Yes they do die, but some trees live a very long time. How about their leaves? On most trees, they live only one year and then fall off.
Put the green leaves falling and the brown leaves on the ground near the deer.
What creatures have been given the special job of decomposition?
Bring out the mycelia and the mushroom, bring out the bacteria, move the earthworms over.
Take the nitrogen and oxygen in the deer and break it apart and return it to the atmosphere.
Take the nitric acid in the tree and break it apart and return it to the air. Put water back into the clouds and generally reset the cycle.
This important job of denitrification takes death and turns it back into what brings life and growth. The cycle may begin again.
Touch the clouds and walk through the cycle again using the major terms.
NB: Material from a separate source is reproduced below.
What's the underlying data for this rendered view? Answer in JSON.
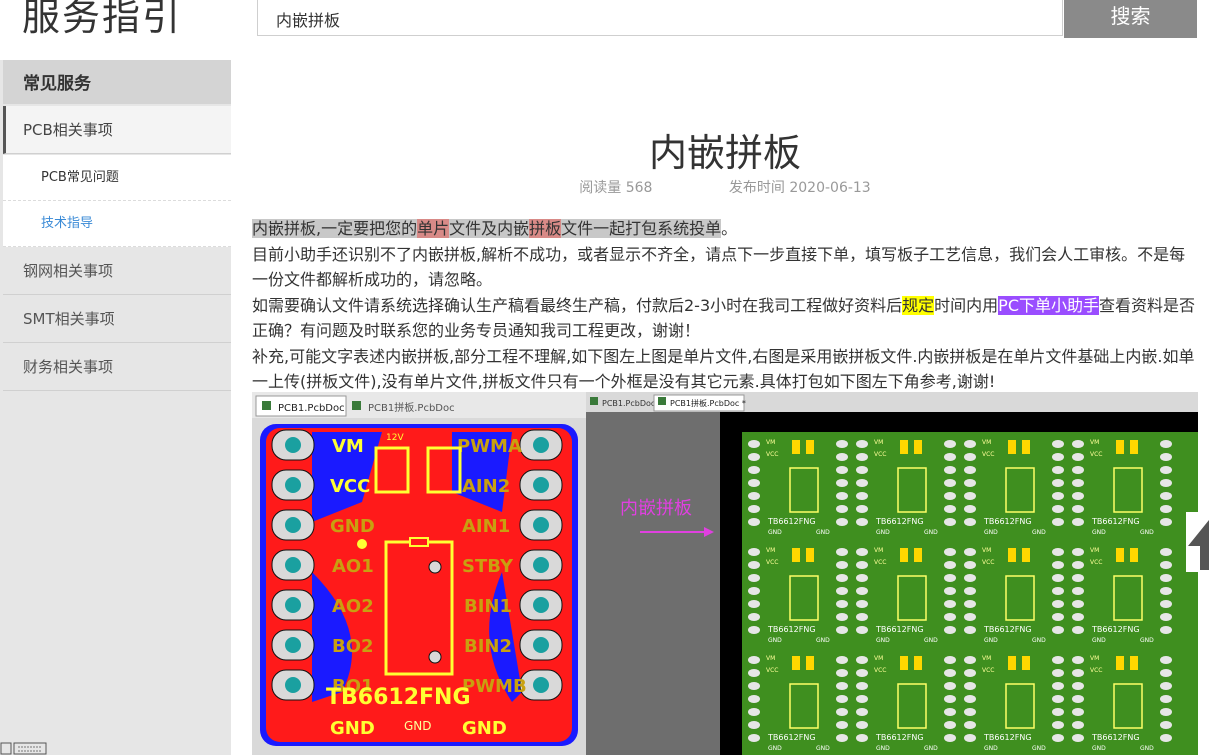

Now that you have had this lesson you may do this work. You must be very careful with so many ways and times that nitrogen fixes, you must be observant and thoughtful to cause the correct nitrification and denitrification at the correct time in the cycle.
- Volcanoes, power plants, and cars also can fix Nitrogen.
- A byproduct of denitrification is N2O or nitrous oxide, “laughing gas” and is considered a greenhouse gas.
- The oceans have their own nitrogen cycle which involves blue-green algae and other bacterias without having a symbiotic relationship with plants.
- Fertilizers and the Haber Process is its own topic and worth research by an upper el student.